Testfrage: Was soll Eulenspiegel für den Junker tun? Über welche Streiche lacht der Junker?

Rechts in der Straße, die in Hildesheim vom Heumarkt führt, wohnte ein reicher Kaufmann. Der ging einmal vor dem Tor spazieren und wollte in seinen Garten gehen. Unterwegs fand er Eulenspiegel auf einem grünen Acker liegen, grüßte und fragte ihn, was er für ein Handwerksgeselle sei und welche Geschäfte er triebe. Eulenspiegel antwortete ihm klüglich und mit heimlichem Spott, er sei ein Küchenjunge und habe keinen Dienst. Da sprach der Kaufmann zu ihm: »Wenn du tüchtig sein willst, nehme ich dich selber auf und gebe dir neue Kleider und einen guten Sold. Denn ich habe eine Frau, die zankt alle Tage wegen des Kochens; deren Dank meine ich wohl zu verdienen.« Eulenspiegel gelobte ihm große Treue und Redlichkeit.
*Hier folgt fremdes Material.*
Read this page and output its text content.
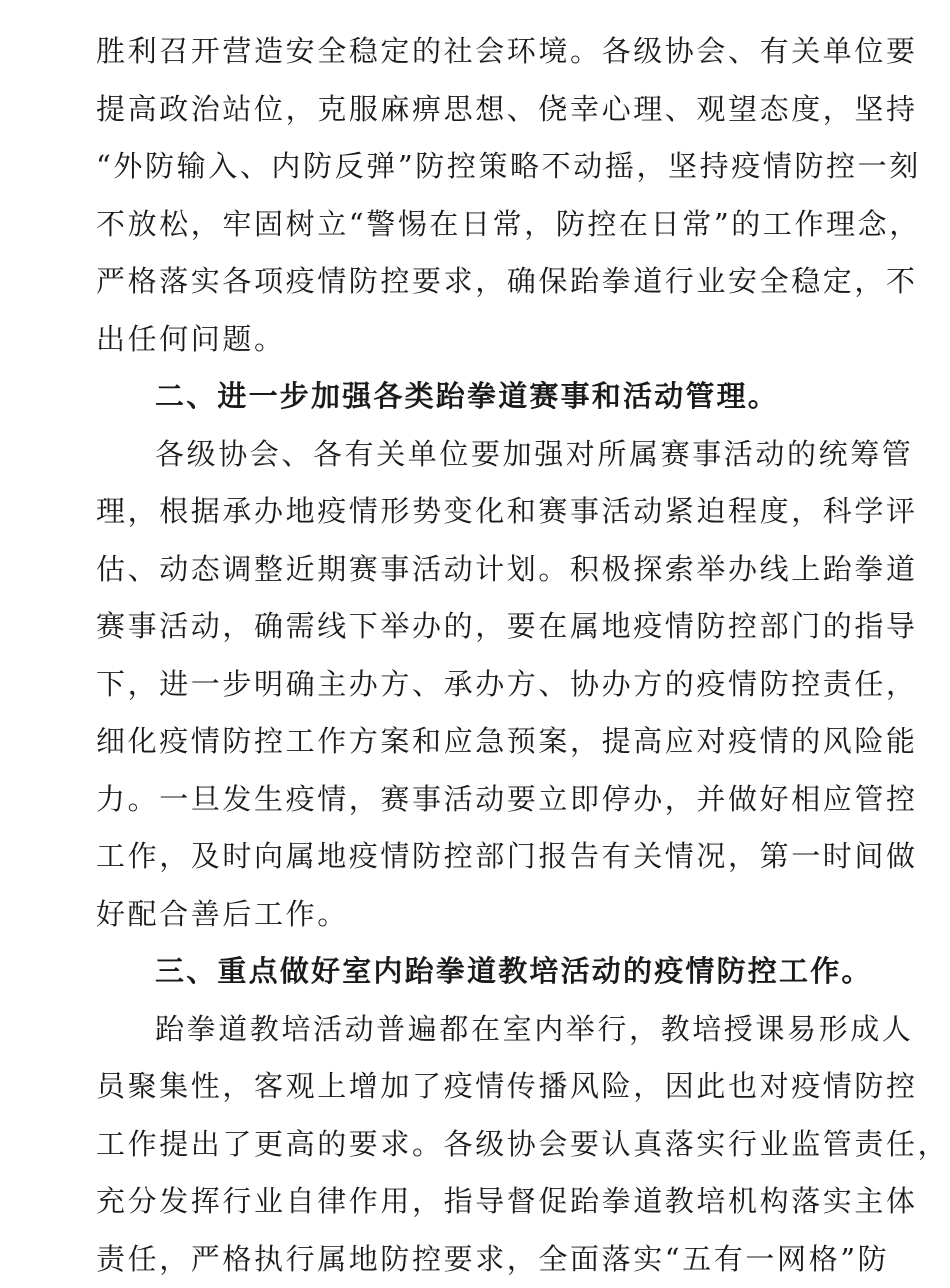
胜利召开营造安全稳定的社会环境。各级协会、有关单位要
提高政治站位，克服麻痹思想、侥幸心理、观望态度，坚持
“外防输入、内防反弹”防控策略不动摇，坚持疫情防控一刻
不放松，牢固树立“警惕在日常，防控在日常”的工作理念，
严格落实各项疫情防控要求，确保跆拳道行业安全稳定，不
出任何问题。
二、进一步加强各类跆拳道赛事和活动管理。
各级协会、各有关单位要加强对所属赛事活动的统筹管
理，根据承办地疫情形势变化和赛事活动紧迫程度，科学评
估、动态调整近期赛事活动计划。积极探索举办线上跆拳道
赛事活动，确需线下举办的，要在属地疫情防控部门的指导
下，进一步明确主办方、承办方、协办方的疫情防控责任，
细化疫情防控工作方案和应急预案，提高应对疫情的风险能
力。一旦发生疫情，赛事活动要立即停办，并做好相应管控
工作，及时向属地疫情防控部门报告有关情况，第一时间做
好配合善后工作。
三、重点做好室内跆拳道教培活动的疫情防控工作。
跆拳道教培活动普遍都在室内举行，教培授课易形成人
员聚集性，客观上增加了疫情传播风险，因此也对疫情防控
工作提出了更高的要求。各级协会要认真落实行业监管责任，
充分发挥行业自律作用，指导督促跆拳道教培机构落实主体
责任，严格执行属地防控要求，全面落实“五有一网格”防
Darauf nahm ihn der Kaufmann in seinen Dienst und fragte ihn, wie er hieße. »Herr, ich heiße Bartholomäus.« Der Kaufmann sprach: »Das ist ein langer Name, man kann ihn nicht gut aussprechen. Du sollst Doll heißen.« Eulenspiegel sagte: »ja, lieber Junker, es ist mir gleich, wie ich heiße.« »Wohlan«, sprach der Kaufmann, »du bist mir ein rechter Knecht. Komm her, komm her, geh mit mir in meinen Garten. Wir wollen Kräuter mit uns heimtragen und junge Hühner damit füllen. Denn ich habe für den nächsten Sonntag Gäste eingeladen, denen wollte ich gern etwas Gutes antun.« Eulenspiegel ging mit ihm in den Garten und schnitt Rosmarin. Damit wollte er etliche Hühner auf welsche Art füllen, die restlichen Hühner mit Zwiebeln, Eiern und anderen Kräutern. Dann gingen sie miteinander nach Hause.
Als die Frau den seltsam gekleideten Gast sah, fragte sie ihren Mann, was das für ein Gesell sei, was er mit ihm tun wolle und ob er Sorge habe, das Brot im Hause werde schimmlig. Der Kaufmann sagte: »Frau, sei zufrieden. Er soll dein eigner Knecht sein; denn er ist ein Koch.« Die Frau sprach: »Ja, lieber Mann, wenn er gute Dinge kochen könnte!« »Sei zufrieden«, sprach der Mann, »morgen sollst du sehen, was er kann.« Dann rief er Eulenspiegel: »Doll!« Der antwortete: »Junker!« »Nimm einen Sack und geh mit zu den Fleischbänken. Wir wollen Fleisch und einen Braten holen.« Also folgte er ihm nach. Da kaufte sein Junker Fleisch und einen Braten und sprach zu ihm: »Doll, setze den Braten morgens bald auf und lass ihn kühl und langsam braten, damit er nicht anbrennt. Das andere Fleisch setz auch beizeiten dazu, damit es zum Imbiss gesotten ist.« Eulenspiegel sagte ja, stand früh auf und setzte die Speise aufs Feuer. Den Braten aber steckte er an einen Spieß und legte ihn zwischen zwei Fässer Einbecker Biers in den Keller, damit er kühl liege und nicht anbrenne.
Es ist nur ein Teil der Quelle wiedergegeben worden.